In a report on the value of audit published last year (2014), Larry Leva, KPMG International’s Global Vice President for Quality and Risk management observed that the scope of audit had not changed “for 100 years”.
Audit, however, has been under active discussion since the 2008 financial crisis and there is widespread recognition among auditors that changes to its scope are long overdue.
Writing in Accountancy Ireland magazine in October 2010, Ronan Nolan, a Partner in Deloitte former member of the Auditing Practices Board and (then) President of Chartered Accountants Ireland, said that the value of audit reports would be enhanced by “more narrative, tailored comments” about the financial statements under review and about “the dialogue that had taken place between the auditor and the entity’s directors and management.”
Since then, the Financial Reporting (FRC) has introduced new requirements for auditor’s reports on companies subject to the UK’s Code of Corporate Governance that extend the information in audit reports. And, in March 2015, in Extended auditor’s reports – A review of experience in the first year the FRC published a detailed analysis of 153 extended auditor’s reports including 63 of FTSE 100 companies. The report suggests that auditors are meeting, and in some cases exceeding, the new requirements but there may be scope to go still further. Indeed the FRC expressed a hope that their review would act “as a catalyst to maintain the momentum of the initiative in the UK and Ireland” and would “have an influence on international practice as it evolves”.
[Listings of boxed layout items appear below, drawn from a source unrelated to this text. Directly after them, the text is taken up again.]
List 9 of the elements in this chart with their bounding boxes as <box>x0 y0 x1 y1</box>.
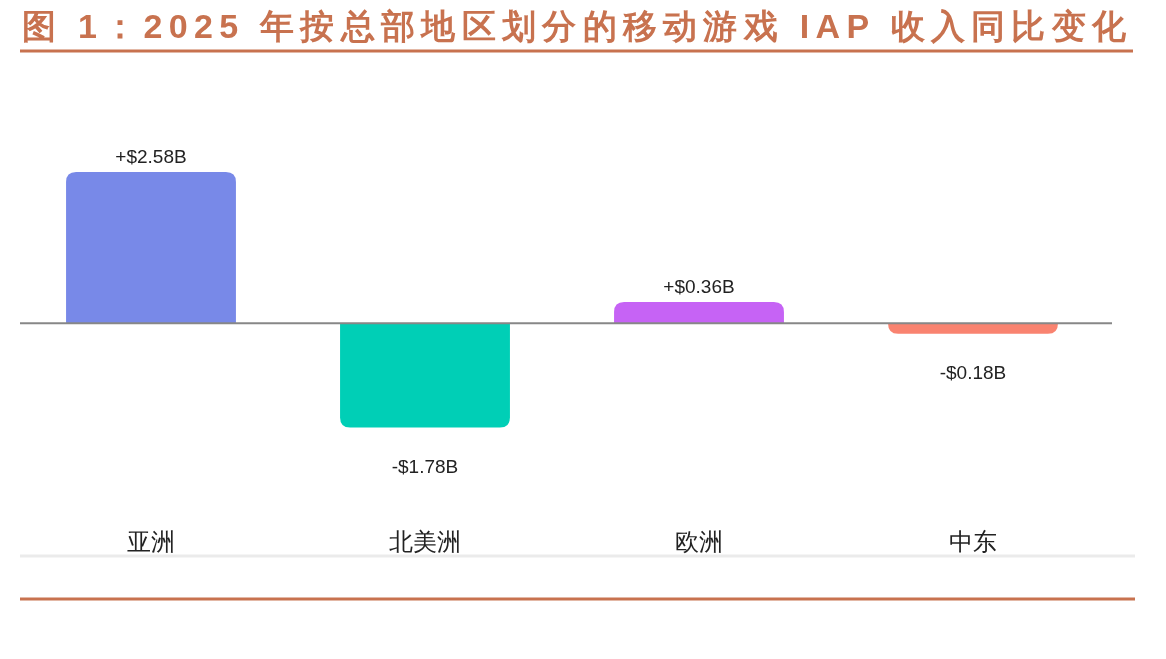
x-tick-label: 欧洲 <box>675 528 723 555</box>
chart-title: 图 1：2025 年按总部地区划分的移动游戏 IAP 收入同比变化 <box>22 7 1127 45</box>
data-label: +$2.58B <box>115 146 187 167</box>
data-label: -$0.18B <box>939 361 1007 383</box>
x-tick-label: 中东 <box>949 528 997 555</box>
data-label: +$0.36B <box>663 276 735 298</box>
x-tick-label: 亚洲 <box>127 528 175 555</box>
data-label: -$1.78B <box>391 455 459 477</box>
x-tick-label: 北美洲 <box>389 528 461 555</box>
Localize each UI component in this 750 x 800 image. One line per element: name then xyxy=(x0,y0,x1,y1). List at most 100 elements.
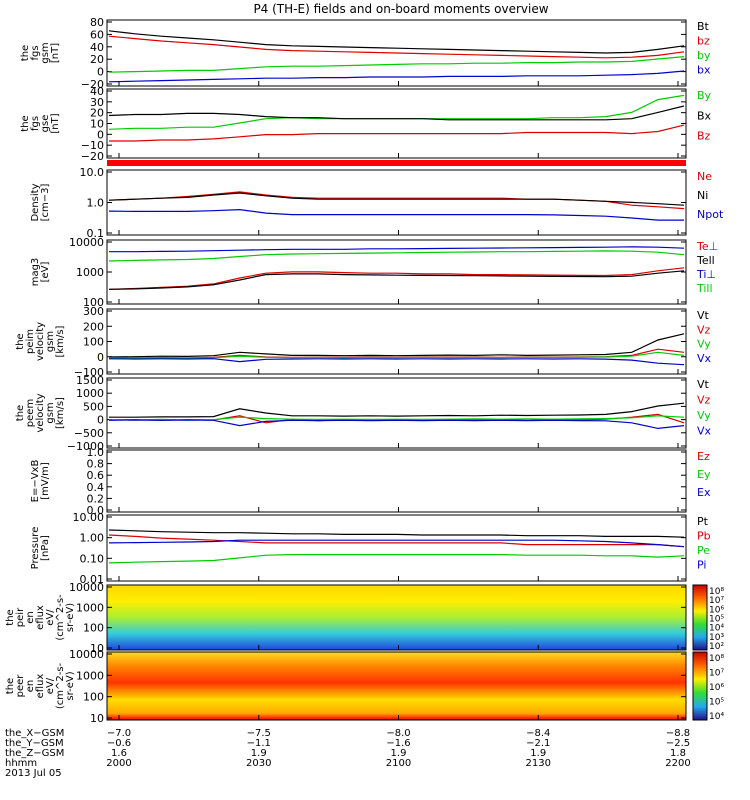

In an April 2015 interview for Accountancy Ireland magazine, Conall O’Halloran (Head of Audit, KPMG Ireland) suggests there are opportunities to extend audit beyond the financial statements to other currently unaudited financial information such as trading statements and for auditors to provide assurance on a real time basis.
The extent to which such suggestions gain traction remains to be seen however the FRC review demonstrates that the most recent crop of audit reports are, if nothing else, a more interesting read than heretofore.